Sundboll [12] limited the evaluation to the period of 2010–12 and suggested that the PPV increased over time, most likely because of the implementation of clearer guidelines, more specific definitions of disease, and raising awareness of correct coding of entries in registers. Although we examined CVD events over a much longer time span, we were not able to confirm a time trend in our study. This might be caused by our limited sample size. However, epidemiological studies using register-based data as proxies for morbidity will often require information on the diagnoses for a longer follow-up period.

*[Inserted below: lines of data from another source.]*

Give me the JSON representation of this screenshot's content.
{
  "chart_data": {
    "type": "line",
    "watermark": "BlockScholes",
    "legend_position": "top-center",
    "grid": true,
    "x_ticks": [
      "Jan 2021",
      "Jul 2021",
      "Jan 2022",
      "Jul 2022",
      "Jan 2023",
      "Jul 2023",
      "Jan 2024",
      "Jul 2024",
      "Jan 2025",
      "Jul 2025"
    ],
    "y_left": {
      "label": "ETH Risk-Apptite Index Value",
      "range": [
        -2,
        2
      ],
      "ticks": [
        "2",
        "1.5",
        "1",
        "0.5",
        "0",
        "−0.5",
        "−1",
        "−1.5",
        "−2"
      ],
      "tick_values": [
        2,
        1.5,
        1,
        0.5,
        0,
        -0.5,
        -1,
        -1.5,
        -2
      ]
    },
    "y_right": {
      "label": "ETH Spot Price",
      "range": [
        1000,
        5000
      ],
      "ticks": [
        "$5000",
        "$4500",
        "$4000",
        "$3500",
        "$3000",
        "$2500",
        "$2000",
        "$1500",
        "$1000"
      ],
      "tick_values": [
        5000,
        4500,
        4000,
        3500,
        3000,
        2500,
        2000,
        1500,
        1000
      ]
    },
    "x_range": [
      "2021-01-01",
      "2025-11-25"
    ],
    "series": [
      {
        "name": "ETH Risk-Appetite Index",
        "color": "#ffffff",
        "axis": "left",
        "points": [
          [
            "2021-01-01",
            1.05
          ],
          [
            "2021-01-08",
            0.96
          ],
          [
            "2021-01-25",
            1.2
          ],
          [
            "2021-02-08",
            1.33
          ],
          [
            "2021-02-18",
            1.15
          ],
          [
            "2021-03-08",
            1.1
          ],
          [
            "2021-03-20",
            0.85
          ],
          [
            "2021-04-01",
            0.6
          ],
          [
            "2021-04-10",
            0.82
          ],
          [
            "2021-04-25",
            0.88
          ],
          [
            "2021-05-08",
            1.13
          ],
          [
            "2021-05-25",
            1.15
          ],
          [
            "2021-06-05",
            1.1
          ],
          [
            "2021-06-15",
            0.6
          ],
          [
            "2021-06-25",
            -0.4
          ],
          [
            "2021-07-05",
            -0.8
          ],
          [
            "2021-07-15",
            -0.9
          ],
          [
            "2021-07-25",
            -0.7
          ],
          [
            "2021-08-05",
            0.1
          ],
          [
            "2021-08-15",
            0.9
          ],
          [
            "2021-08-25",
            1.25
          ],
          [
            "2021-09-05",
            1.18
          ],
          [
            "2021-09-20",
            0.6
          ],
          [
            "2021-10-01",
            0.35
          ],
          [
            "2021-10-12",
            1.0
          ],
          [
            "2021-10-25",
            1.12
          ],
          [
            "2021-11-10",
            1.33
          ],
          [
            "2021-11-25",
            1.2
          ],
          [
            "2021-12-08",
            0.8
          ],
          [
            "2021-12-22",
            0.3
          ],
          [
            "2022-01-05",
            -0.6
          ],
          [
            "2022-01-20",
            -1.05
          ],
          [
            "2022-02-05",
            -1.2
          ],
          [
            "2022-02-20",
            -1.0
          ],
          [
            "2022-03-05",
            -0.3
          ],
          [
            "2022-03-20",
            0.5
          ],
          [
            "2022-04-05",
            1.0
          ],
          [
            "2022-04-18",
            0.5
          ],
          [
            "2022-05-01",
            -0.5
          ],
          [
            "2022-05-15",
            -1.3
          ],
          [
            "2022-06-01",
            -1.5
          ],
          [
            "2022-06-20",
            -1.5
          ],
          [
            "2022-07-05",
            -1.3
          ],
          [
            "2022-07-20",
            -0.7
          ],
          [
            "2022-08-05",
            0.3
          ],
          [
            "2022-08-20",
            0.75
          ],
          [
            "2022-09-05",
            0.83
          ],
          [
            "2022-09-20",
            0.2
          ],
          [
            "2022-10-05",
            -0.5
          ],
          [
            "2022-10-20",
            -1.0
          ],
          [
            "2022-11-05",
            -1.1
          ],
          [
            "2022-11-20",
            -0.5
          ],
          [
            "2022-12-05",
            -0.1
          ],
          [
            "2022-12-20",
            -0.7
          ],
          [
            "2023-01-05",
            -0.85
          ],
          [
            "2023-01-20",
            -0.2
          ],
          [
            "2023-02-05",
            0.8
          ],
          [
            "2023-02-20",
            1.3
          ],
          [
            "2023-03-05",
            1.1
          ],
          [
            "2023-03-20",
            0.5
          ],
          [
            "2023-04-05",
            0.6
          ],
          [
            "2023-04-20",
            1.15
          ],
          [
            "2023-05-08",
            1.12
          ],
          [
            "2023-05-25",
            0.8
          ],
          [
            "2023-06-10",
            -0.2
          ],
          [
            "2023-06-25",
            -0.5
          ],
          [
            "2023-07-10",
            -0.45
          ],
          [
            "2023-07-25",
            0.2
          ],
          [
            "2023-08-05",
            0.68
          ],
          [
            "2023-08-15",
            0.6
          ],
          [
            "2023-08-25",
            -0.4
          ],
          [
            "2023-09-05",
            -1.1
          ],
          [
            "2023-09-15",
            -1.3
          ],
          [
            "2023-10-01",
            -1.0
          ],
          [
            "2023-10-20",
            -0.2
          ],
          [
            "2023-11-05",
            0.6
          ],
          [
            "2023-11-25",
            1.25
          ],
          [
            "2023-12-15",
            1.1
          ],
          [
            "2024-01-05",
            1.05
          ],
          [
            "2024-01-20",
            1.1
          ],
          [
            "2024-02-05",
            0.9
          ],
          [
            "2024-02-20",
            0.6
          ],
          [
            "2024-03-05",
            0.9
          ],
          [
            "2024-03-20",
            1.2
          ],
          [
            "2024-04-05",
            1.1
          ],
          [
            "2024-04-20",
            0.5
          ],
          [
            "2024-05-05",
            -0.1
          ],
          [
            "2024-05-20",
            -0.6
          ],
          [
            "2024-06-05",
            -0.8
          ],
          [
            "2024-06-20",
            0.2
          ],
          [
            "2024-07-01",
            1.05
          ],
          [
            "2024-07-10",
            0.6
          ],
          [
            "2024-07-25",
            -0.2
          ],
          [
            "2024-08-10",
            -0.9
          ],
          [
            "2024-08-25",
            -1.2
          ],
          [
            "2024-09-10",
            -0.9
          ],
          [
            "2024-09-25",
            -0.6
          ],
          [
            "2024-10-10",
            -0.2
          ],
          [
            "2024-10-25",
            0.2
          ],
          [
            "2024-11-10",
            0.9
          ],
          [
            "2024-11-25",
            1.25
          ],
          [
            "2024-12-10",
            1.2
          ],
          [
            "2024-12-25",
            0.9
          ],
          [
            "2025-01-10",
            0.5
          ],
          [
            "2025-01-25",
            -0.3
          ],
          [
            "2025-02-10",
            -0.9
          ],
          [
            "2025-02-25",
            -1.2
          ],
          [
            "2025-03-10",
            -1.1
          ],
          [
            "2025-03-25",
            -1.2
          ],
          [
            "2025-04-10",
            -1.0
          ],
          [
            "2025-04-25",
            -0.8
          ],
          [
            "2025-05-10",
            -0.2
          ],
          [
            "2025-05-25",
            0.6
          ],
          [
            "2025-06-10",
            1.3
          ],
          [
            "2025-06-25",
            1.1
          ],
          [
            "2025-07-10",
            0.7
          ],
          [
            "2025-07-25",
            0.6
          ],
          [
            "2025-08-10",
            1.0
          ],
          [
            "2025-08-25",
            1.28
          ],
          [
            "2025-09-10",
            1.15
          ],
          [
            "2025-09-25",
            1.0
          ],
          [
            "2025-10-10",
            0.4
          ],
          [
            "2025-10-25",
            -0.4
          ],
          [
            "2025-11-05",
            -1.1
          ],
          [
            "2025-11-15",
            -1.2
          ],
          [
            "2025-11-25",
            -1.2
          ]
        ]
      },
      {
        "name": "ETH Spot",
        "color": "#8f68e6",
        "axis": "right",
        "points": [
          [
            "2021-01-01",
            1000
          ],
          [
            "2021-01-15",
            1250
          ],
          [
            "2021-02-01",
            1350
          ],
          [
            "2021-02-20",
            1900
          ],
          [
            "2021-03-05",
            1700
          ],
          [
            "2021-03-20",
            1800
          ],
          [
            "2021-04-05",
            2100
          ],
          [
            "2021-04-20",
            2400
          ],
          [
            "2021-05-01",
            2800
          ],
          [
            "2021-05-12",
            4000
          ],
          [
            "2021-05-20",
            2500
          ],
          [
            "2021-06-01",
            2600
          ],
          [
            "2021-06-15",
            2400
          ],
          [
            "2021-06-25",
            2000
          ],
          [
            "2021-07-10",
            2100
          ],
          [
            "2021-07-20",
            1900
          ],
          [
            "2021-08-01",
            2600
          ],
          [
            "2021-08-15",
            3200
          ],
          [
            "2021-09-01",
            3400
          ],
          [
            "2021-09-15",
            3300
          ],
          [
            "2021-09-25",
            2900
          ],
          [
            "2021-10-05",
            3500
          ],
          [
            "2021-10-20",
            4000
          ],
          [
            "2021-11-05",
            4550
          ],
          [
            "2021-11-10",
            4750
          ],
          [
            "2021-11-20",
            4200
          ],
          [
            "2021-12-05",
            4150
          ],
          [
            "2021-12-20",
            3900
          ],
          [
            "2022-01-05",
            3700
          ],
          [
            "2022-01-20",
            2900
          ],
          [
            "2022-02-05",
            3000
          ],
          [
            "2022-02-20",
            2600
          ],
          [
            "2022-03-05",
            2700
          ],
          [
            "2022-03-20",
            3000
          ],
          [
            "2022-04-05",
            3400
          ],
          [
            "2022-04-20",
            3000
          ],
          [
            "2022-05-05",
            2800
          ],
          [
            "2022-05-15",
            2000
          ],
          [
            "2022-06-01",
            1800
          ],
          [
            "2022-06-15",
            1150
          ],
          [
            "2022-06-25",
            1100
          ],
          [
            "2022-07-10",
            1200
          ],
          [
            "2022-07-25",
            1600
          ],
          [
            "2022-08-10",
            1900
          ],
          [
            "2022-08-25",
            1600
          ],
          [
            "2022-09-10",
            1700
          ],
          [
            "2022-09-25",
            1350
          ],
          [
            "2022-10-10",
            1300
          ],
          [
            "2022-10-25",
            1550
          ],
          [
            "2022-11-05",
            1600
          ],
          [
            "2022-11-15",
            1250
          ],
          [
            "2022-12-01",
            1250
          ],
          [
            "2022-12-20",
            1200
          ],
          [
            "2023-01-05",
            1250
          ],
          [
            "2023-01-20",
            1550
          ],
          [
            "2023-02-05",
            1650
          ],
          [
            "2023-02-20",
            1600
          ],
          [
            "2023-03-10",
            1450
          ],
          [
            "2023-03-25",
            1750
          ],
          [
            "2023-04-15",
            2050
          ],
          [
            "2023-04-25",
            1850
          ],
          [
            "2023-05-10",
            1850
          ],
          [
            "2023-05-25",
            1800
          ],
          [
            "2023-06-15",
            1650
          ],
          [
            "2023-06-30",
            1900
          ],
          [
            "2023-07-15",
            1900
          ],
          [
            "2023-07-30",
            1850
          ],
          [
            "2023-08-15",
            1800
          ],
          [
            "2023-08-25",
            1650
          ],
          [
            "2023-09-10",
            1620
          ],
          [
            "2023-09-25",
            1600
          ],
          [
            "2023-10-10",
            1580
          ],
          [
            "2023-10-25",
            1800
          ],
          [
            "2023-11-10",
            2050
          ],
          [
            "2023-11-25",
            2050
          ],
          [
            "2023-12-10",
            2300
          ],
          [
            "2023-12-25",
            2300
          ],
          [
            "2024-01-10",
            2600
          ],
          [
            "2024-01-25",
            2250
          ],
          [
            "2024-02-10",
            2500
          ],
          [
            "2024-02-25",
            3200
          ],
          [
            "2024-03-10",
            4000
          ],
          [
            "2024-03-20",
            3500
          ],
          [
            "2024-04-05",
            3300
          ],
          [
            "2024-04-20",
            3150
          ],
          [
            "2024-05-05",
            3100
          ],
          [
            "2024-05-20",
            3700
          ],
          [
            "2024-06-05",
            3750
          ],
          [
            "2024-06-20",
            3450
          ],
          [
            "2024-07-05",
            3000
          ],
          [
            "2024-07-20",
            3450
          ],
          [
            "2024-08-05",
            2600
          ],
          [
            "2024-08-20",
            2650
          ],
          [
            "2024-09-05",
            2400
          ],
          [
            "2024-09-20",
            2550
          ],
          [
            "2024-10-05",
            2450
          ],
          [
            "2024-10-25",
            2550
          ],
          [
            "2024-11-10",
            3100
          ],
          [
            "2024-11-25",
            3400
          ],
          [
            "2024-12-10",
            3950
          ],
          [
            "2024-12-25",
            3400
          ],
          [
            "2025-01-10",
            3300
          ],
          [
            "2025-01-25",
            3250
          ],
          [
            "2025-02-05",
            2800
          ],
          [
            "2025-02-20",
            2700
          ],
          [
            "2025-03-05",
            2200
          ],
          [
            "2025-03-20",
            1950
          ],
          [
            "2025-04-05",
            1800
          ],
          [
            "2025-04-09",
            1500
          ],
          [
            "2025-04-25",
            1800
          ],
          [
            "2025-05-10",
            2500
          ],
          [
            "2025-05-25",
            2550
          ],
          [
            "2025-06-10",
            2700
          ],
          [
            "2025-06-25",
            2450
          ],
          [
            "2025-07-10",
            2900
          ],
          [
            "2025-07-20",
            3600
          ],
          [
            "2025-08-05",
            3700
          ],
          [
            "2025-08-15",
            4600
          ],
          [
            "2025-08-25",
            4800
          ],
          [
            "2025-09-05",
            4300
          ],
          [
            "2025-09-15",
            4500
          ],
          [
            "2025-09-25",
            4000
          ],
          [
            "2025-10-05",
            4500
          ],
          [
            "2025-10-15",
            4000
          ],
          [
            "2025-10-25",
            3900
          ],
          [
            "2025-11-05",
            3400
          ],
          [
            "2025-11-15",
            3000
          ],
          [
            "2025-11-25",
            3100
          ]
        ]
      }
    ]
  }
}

It is important to underline that there is no gold standard for evaluation of diagnosis of CVD and studies can only estimate the likelihood of agreement. Our study and other studies report PPVs as outcome. Based on the available data, it was not possible to estimate the sensitivity and specificity of the register-based diagnoses in this population. Furthermore, we had not the possibility to evaluate if a possible event was missing in the register. Furthermore, in most studies, the incidence of CVD in the population was not available because of the sampling procedure in the study. The PPV varies in different populations because it is closely linked to disease incidence. In our study, we found a relatively low incidence of both MI and stroke, which resulted in the relative low PPVs for both diseases. The age of the population also influences the PPV as incidence rates tend to increase with age. Krarup [11] found higher PPVs for stroke in a population with a mean age of 73 years after two years follow-up than we found after 11 years follow-up in a much younger population. In addition, Krarup stated that comorbidity could make the diagnostic procedure more difficult [11]. This issue must also be considered in our study with a population of people with type 2 diabetes and a mean diabetes duration of 11.6 years. Hence, our study participants have high risk of comorbidity, which might complicate the assessment of events.We found that the presence of associations between cardiovascular risk factors and diagnosis did not differ when using register-based data or a clinically verified diagnosis. However, we saw a tendency towards a stronger association between cardiovascular risk factors and cardiovascular disease when using the verified diagnosis of CVD compared to using register-based diagnosis. In other words, a more reliable diagnosis showed stronger association with the risk factors (data not shown).

The great advantage of record linkage in epidemiological studies is the ability to carry out large-scale event tracing at low cost and high speed. This exceptional asset enables follow-up of very large cohorts or even the country’s entire population, a scale that would otherwise be prohibitively expensive. However, our study indicates that in smaller settings such as clinical trials, the additional investment in clinical event ascertainment may be justified by the added statistical power it yields through better precision.


This study aimed to assess the PPVs of MI and stroke recorded in the DNPR and compare these with clinically validated diagnoses. We found that studies using diagnosis based exclusively on registers were likely to misclassify cardiovascular outcomes to some degree. Moreover, the results suggest that using register-based diagnoses in epidemiological studies may lead to underestimation of the strength of association between cardiovascular risk factors and cardiovascular disease.